Pengalaman pertama tentu berkesan.  Mungkin sebagian besar orang sepakat dengan pernyataan ini.  Cinta pertama, pandangan pertama, atau cinta pada pandangan pertama dan yang pertama-pertama lainnya tentu selalu tersimpan dan terjaga dengan baik dalam memori otak. Kesan atas yang pertama-pertama makin tertancap dengan kuat dalam chip memori otak, ketika yang pertama itu telah lama diimpikan untuk menjadi kenyataan.  Bagi penulis yang mengimpikan uang dari tulisan, honor pertama tentu sangat berkesan.  Sebagian blogger termasuk saya kadang penasaran bagaimana rasanya menerima honor dari tulisan. Membaca sms banking yang berisi pesan bahwa honor dari menulis telah masuk ke rekening anda adalah salah satu momen yang paling ditunggu-tunggu.

Kapan waktu itu tiba adalah hal yang selalu dinanti oleh penulis yang berimpikan demikian.  Lalu bagaimana jika honor pertama bukan uang tetapi justru bentuknya lain yang tak terpikirkan sebelumnya? Kalau yang ini saya punya cerita tersendiri karena terjadi kepada saya.  Skenario Allah kadang lain dari yang diimpikan.  Impiannya uang tapi kenyataannya adalah sebungkus nasi kuning sebagai honor pertama.  Tapi semua harus diterima bahkan bagi saya harus disyukuri karena ada kejadian unik yang sebagai bumbu penyedap di dalamnya.  Kejadian unik ini bahkan lebih menarik diceritakan dibanding jika seandainya honor pertama saya adalah uang.  Daripada penasaran, maka dari itu saya akan menceritakan lewat tulisan ini.

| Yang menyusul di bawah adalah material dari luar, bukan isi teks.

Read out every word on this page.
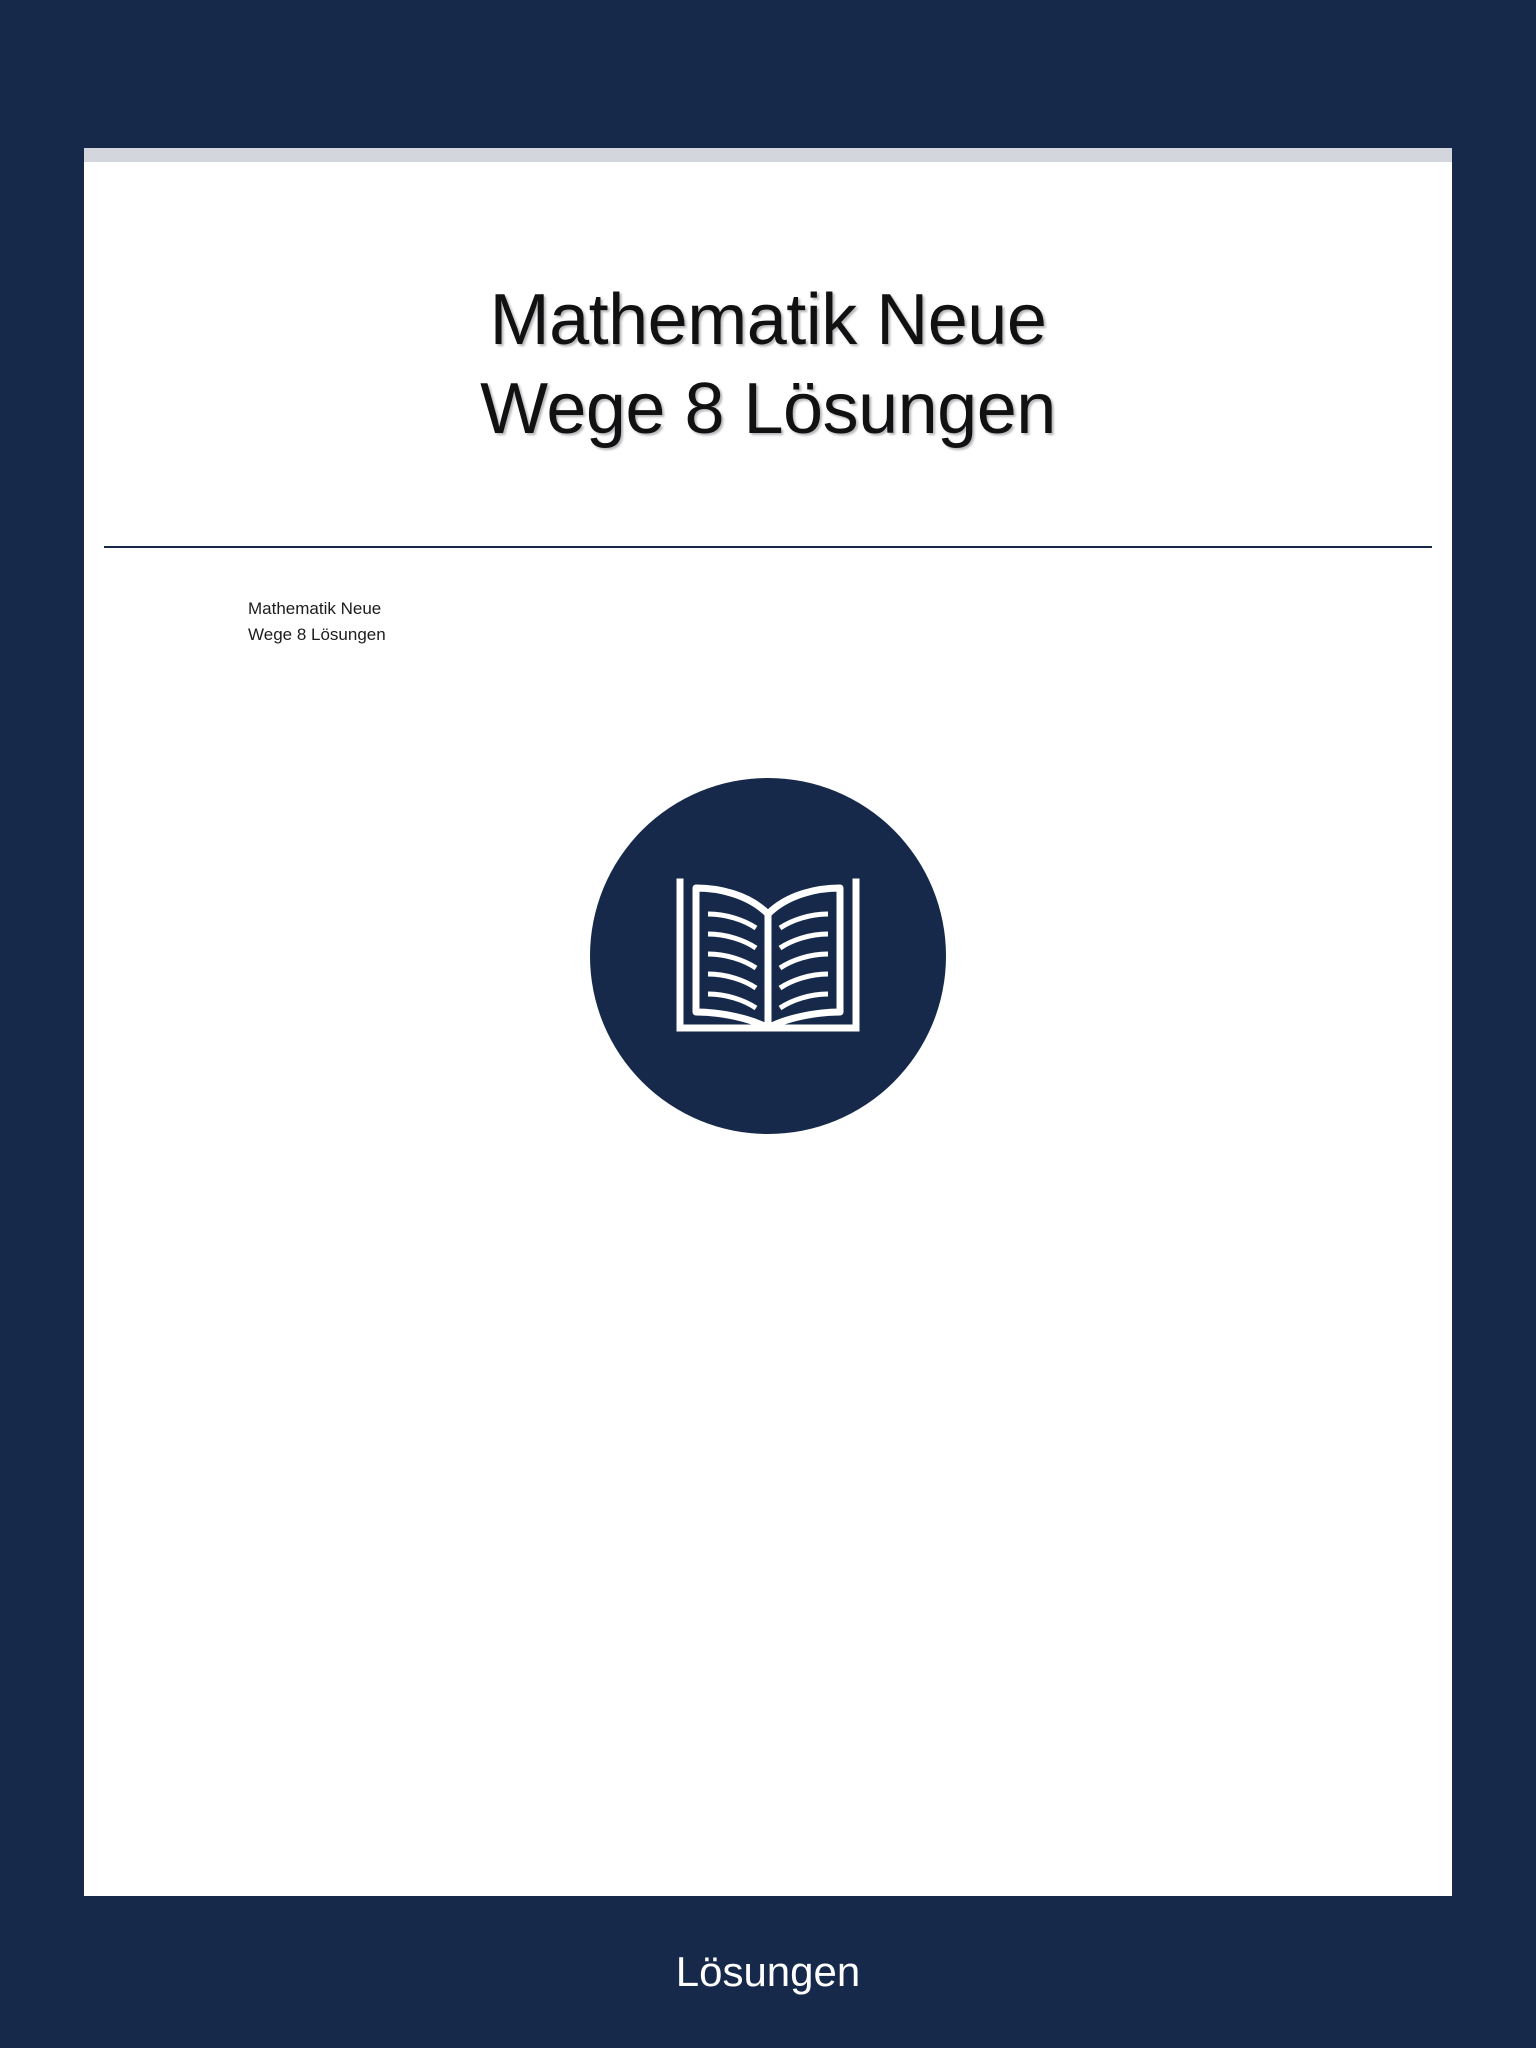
Mathematik Neue
Wege 8 Lösungen
Mathematik Neue
Wege 8 Lösungen
Lösungen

Cerita bermula ketika beberapa waktu yang lalu saya iseng-iseng belajar membuat review makanan lewat tulisan yang dikemas dalam bentuk cerita. Tulisan ini kemudian saya posting di blog pribadi ini dan sebarkan melalui channel sosmed dengan judul "Nasi Kuning Pangkep Cabang Ampera : Hidung Terhipnotis, Lidah Termanjakan". Beberapa jam setelah postingan ini tersebar, salah seorang sahabat bertanya lewat pesan whatapp apakah makanan ini betul enak.  Enak, coba saja jawabku singkat.

Beberapa hari kemudian sepulang jogging, ada panggilan masuk tak terjawab di smartphone saya. Smartphone ketika jogging sengaja saya simpan di rumah agar tidak terganggu bunyi pesan atau panggilan masuk saat jogging. Setelah dicek ternyata dari sahabat tadi.  Karena khawatir ada yang penting, maka saya langsung telepon balik.  Dan ternyata dia cuma menelpon mau mengajak saya untuk beli Nasi Kuning Pangkep yang telah dia baca reviewnya.

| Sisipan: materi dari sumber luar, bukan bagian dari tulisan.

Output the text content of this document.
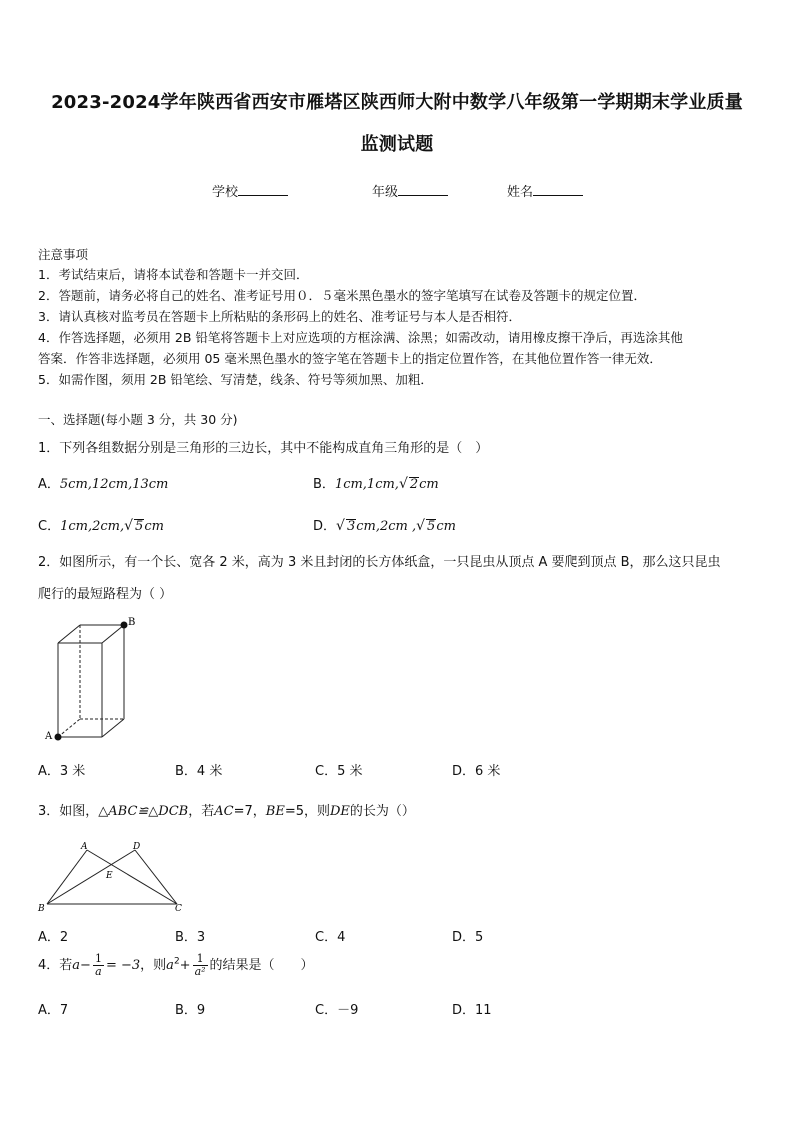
2023-2024学年陕西省西安市雁塔区陕西师大附中数学八年级第一学期期末学业质量
监测试题
学校	年级	姓名
注意事项
1．考试结束后，请将本试卷和答题卡一并交回．
2．答题前，请务必将自己的姓名、准考证号用０．５毫米黑色墨水的签字笔填写在试卷及答题卡的规定位置．
3．请认真核对监考员在答题卡上所粘贴的条形码上的姓名、准考证号与本人是否相符．
4．作答选择题，必须用 2B 铅笔将答题卡上对应选项的方框涂满、涂黑；如需改动，请用橡皮擦干净后，再选涂其他
答案．作答非选择题，必须用 05 毫米黑色墨水的签字笔在答题卡上的指定位置作答，在其他位置作答一律无效．
5．如需作图，须用 2B 铅笔绘、写清楚，线条、符号等须加黑、加粗．
一、选择题(每小题 3 分，共 30 分)
1．下列各组数据分别是三角形的三边长，其中不能构成直角三角形的是（　）
A．5cm,12cm,13cm	B．1cm,1cm,√ 2cm
C．1cm,2cm,√ 5cm	D．√ 3cm,2cm ,√ 5cm
2．如图所示，有一个长、宽各 2 米，高为 3 米且封闭的长方体纸盒，一只昆虫从顶点 A 要爬到顶点 B，那么这只昆虫
爬行的最短路程为（ ）
B
A
A．3 米	B．4 米	C．5 米	D．6 米
3．如图，△ABC≌△DCB，若AC=7，BE=5，则DE的长为（）
A	D
B	C
E
A．2	B．3	C．4	D．5
4．若$a- \frac{1}{a} = -3$，则$a^2+ \frac{1}{\text{a²}}$ 的结果是（　　）
A．7	B．9	C．－9	D．11
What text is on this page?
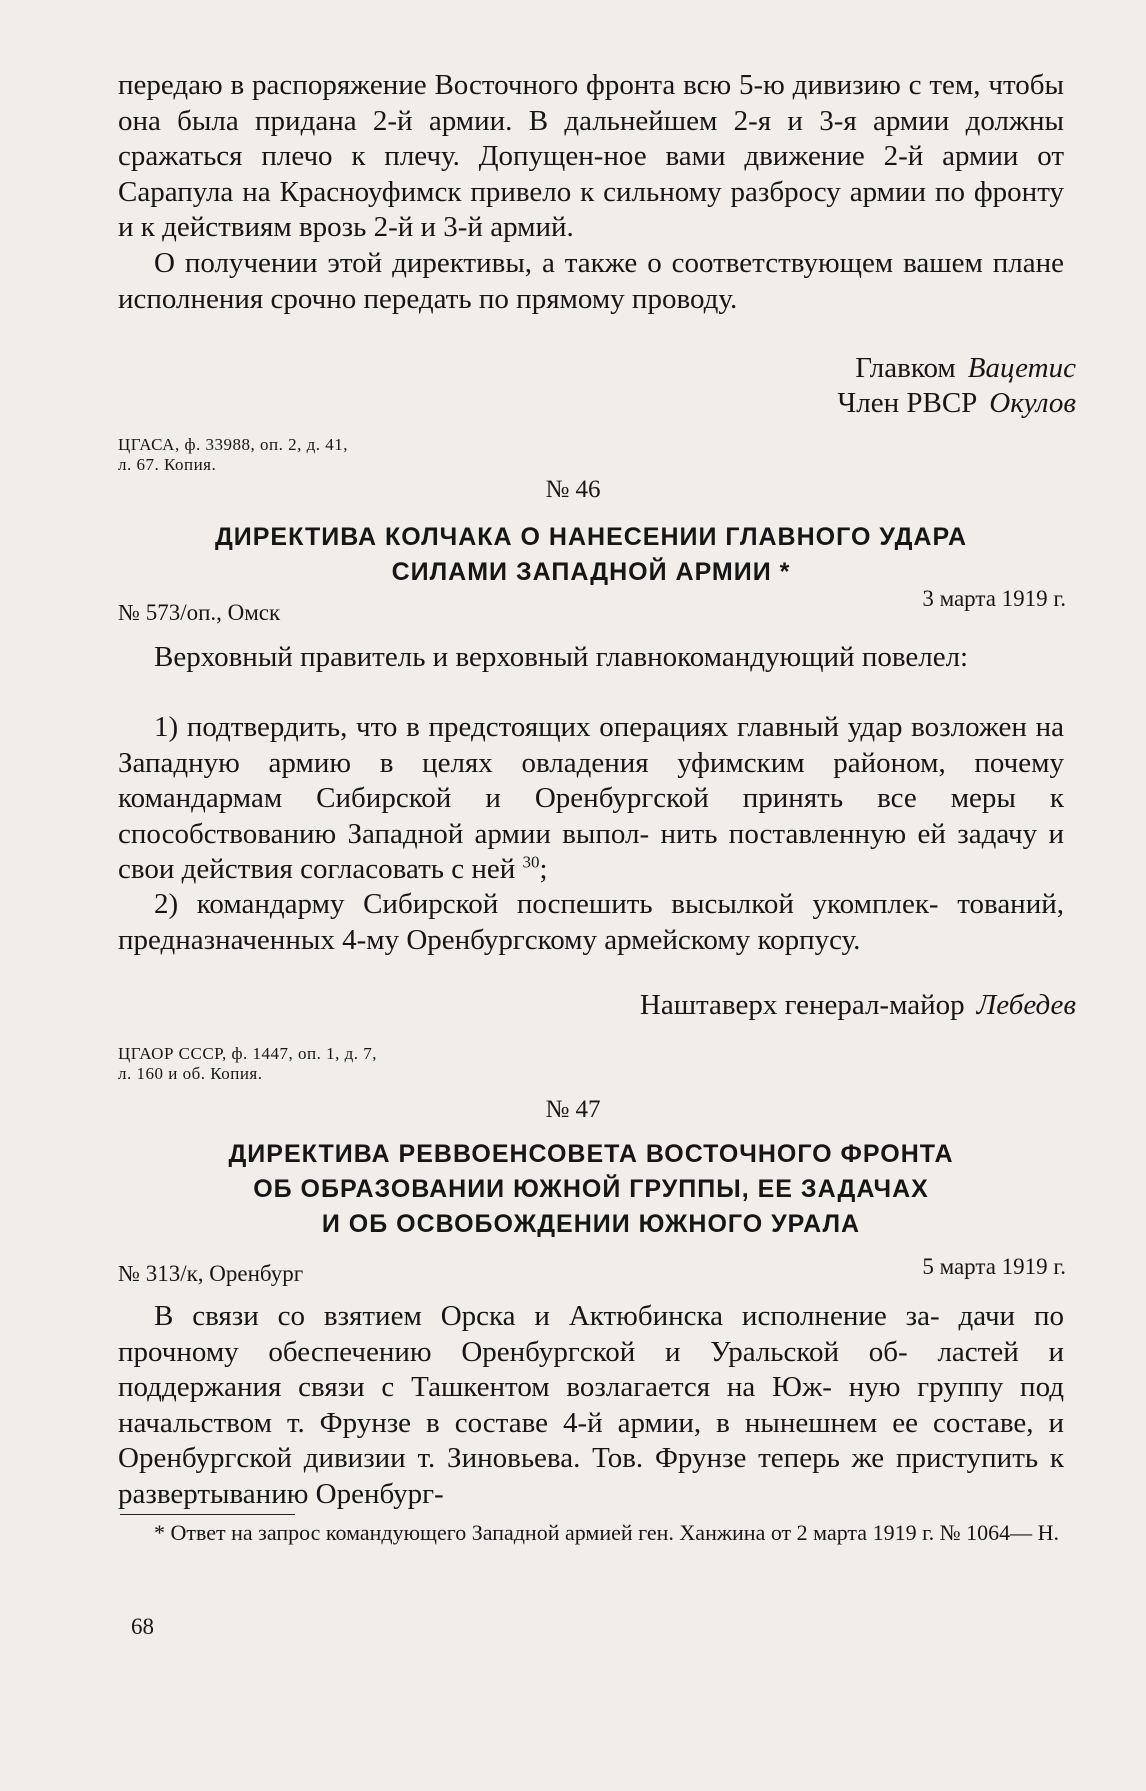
передаю в распоряжение Восточного фронта всю 5-ю дивизию с тем, чтобы она была придана 2-й армии. В дальнейшем 2-я и 3-я армии должны сражаться плечо к плечу. Допущен-ное вами движение 2-й армии от Сарапула на Красноуфимск привело к сильному разбросу армии по фронту и к действиям врозь 2-й и 3-й армий.

О получении этой директивы, а также о соответствующем вашем плане исполнения срочно передать по прямому проводу.

Главком Вацетис
Член РВСР Окулов
ЦГАСА, ф. 33988, оп. 2, д. 41,
л. 67. Копия.
№ 46
ДИРЕКТИВА КОЛЧАКА О НАНЕСЕНИИ ГЛАВНОГО УДАРА
СИЛАМИ ЗАПАДНОЙ АРМИИ *
№ 573/оп., Омск
3 марта 1919 г.

Верховный правитель и верховный главнокомандующий повелел:

1) подтвердить, что в предстоящих операциях главный удар возложен на Западную армию в целях овладения уфимским районом, почему командармам Сибирской и Оренбургской принять все меры к способствованию Западной армии выпол- нить поставленную ей задачу и свои действия согласовать с ней $^{30}$;

2) командарму Сибирской поспешить высылкой укомплек- тований, предназначенных 4-му Оренбургскому армейскому корпусу.

Наштаверх генерал-майор Лебедев
ЦГАОР СССР, ф. 1447, оп. 1, д. 7,
л. 160 и об. Копия.
№ 47
ДИРЕКТИВА РЕВВОЕНСОВЕТА ВОСТОЧНОГО ФРОНТА
ОБ ОБРАЗОВАНИИ ЮЖНОЙ ГРУППЫ, ЕЕ ЗАДАЧАХ
И ОБ ОСВОБОЖДЕНИИ ЮЖНОГО УРАЛА
№ 313/к, Оренбург	5 марта 1919 г.

В связи со взятием Орска и Актюбинска исполнение за- дачи по прочному обеспечению Оренбургской и Уральской об- ластей и поддержания связи с Ташкентом возлагается на Юж- ную группу под начальством т. Фрунзе в составе 4-й армии, в нынешнем ее составе, и Оренбургской дивизии т. Зиновьева. Тов. Фрунзе теперь же приступить к развертыванию Оренбург-

* Ответ на запрос командующего Западной армией ген. Ханжина от 2 марта 1919 г. № 1064— Н.

68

Seminggu telah berlalu, rasa kangen dengan aroma dan rasa Nasi Kuning Pangkep tak tertahankan.  Saya pun bertanya kepada istri apakah pagi ini saya boleh sarapan dengan nasi?  Mungkin ada yang bertanya ada apa dengan sarapan pake nasi.  Kenapa jika ingin sarapan nasi mesti minta izin ke istri? Apakah saya termasuk golongan suami-suami dalam pengaturan istri?

Itu semua karena saat ini saya sedang berusaha menurunkan berat badan dan istri menjadi personal trainer untuk tujuan tersebut.  Menurut si personal trainer, salah satu cara menurunkan berat badan adalah tidak sarapan pagi dengan nasi dan berolahraga teratur.  Karena menurut saya masuk akal, maka saya nurut aja.  Toh saya tidak punya otoritas keilmuan untuk membantahnya karena memang dia orang kesehatan sementara saya orang kehutanan.

Sudah tiga hari saya mengikuti program dari personal trainer saya.  Sarapan dengan nasi pun diganti dengan kue-kue berbahan tepung.  Itu pun dibatasi hanya tiga biji.  Ngak boleh lebih dari itu. Nasi pun hanya jadi menu untuk makan siang dan sore.  Sebenarnya saya ngak boleh makan sore dengan nasi tetapi belum bisa saya terapkan.  Sebab bagi saya kalau belum makan nasi, rasanya belum makan.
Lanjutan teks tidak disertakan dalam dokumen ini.